The disadvantage of just having this differential weighting is that depending on how strongly you add this weighting to the mix, the optimiser may start to prefer realisations where the pass and stop-band performance is equally bad or mediocre. It may thus find a small local minimum where no deviations are allowed because it upsets the differential weighting too much to find another lower local minimum.
To fix this we added the exponent. What this exponent does is that it flattens most low values for our differential weighting to 0 which means that in areas where the filter performance is good but not perfect, small changes that increase the differences don’t necessarily get disregarded. We want the weight of the differential weighting to matter most in cases where we don’t have a good filter at all (punishing all-pass or all-block filters). With this added weight, the optimiser is able to explore neighbouring parameter spaces where the filter performance actually improves even if the balance between stopping and passing is slightly disturbed.
Results
To try out this optimisation, I created an optimisation module for the Heavi library which will be soon on Github. With this module you can conveniently generate objective-function based on human readable functions and integrate them with the optimisation algorithms that come with libraries like SciPy.
It must be noted that the added benefit of differential weighting isn’t a night and day difference. With a sufficient population size, even no differential weighting tends to find the right solution. However, especially with smaller ones, the odds of getting stuck on all pass/ all block filters is significantly reduced.

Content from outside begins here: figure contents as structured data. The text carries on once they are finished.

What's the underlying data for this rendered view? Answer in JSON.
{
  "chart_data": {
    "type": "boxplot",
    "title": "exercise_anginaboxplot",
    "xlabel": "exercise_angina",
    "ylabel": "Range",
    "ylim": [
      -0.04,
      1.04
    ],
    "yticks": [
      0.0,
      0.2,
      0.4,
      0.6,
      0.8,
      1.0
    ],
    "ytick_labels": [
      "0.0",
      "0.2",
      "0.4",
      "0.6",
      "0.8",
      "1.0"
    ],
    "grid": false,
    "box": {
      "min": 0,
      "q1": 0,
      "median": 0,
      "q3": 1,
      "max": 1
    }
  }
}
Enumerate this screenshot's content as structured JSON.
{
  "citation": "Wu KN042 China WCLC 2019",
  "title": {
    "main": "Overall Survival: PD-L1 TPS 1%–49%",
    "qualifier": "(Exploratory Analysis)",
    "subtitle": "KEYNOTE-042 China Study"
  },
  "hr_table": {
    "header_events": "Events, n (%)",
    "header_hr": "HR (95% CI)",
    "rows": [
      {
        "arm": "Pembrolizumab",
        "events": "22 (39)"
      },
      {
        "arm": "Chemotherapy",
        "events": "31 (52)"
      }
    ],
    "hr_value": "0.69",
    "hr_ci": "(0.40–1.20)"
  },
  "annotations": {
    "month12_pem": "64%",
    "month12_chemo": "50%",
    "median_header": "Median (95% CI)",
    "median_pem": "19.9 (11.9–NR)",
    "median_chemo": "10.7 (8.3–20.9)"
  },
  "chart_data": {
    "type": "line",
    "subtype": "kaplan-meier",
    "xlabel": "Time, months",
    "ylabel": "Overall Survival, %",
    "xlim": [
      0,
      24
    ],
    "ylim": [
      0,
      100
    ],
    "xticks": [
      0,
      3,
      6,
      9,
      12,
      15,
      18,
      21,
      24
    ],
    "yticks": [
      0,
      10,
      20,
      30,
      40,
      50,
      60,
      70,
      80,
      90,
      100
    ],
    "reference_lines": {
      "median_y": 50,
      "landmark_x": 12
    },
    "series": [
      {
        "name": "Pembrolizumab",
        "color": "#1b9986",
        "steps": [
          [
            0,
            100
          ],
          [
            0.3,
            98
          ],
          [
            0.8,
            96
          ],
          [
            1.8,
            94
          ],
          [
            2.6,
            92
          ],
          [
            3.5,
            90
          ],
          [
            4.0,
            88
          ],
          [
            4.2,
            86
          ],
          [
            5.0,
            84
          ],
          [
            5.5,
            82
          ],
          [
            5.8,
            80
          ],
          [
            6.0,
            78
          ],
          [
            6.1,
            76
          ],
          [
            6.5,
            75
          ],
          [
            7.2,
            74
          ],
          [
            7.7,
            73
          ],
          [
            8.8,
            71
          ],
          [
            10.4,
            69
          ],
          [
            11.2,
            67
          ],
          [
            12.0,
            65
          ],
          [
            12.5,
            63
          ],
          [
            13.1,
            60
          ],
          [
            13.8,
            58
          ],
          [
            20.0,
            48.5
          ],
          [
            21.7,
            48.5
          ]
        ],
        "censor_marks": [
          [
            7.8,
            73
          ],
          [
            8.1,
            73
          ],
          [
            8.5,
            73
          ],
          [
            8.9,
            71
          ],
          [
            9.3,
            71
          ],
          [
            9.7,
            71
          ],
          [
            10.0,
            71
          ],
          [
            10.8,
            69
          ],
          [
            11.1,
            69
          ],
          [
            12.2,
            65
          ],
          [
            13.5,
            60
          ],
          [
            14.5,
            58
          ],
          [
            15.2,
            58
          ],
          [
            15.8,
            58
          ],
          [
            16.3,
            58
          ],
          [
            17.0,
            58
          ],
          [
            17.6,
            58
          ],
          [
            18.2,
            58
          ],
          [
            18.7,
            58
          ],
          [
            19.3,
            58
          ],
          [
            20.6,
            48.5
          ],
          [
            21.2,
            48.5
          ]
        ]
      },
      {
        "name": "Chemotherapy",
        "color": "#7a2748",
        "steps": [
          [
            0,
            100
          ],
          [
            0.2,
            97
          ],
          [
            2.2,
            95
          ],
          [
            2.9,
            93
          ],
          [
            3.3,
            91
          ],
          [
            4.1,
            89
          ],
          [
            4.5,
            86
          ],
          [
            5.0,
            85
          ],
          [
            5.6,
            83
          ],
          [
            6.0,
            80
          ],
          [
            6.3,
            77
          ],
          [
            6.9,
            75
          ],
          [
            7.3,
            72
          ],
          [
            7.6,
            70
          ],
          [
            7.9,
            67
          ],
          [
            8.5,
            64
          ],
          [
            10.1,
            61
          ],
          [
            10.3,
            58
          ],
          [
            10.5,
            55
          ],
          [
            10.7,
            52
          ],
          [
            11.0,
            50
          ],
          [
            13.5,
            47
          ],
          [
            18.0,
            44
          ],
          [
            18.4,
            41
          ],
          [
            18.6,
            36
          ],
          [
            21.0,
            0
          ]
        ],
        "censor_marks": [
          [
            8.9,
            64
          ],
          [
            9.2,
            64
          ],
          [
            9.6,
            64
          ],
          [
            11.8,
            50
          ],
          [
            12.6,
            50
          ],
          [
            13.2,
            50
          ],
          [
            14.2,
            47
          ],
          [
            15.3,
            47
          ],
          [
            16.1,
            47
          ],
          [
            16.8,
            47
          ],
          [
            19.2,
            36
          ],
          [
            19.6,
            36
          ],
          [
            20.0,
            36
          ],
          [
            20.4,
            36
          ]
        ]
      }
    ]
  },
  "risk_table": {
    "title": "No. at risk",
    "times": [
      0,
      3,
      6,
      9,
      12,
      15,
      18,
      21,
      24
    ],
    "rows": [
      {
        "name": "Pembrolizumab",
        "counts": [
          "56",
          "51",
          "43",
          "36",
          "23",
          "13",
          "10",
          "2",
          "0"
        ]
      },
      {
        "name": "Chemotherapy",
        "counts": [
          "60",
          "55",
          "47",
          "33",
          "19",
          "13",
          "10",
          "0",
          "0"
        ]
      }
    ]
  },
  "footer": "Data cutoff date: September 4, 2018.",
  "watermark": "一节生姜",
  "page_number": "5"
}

Another way of helping the optimisation routine is to make the component value parameters work in a logarithmic space. This is because we might sometimes want a specific value close to 0.1pF and sometimes a value close to 100pF. In this case, the values the optimiser controlled where such that the capacitance and inductance would be C/L = 10^x, instead of C/L = x.
The optimized filter performance.
Discussion
The current method of optimization with differential weighting is better at consistently finding local minima especially with smaller population sizes. It still is far from perfect because the number of iterations are still large (too large for usage with FEM solvers) and it doesn’t modify the objective space enough to have gradient-based methods find the global minimum (which would be ideal).
However, it does introduce a simple numerical tool for improving optimizer performance when trying to generate filtering behavior.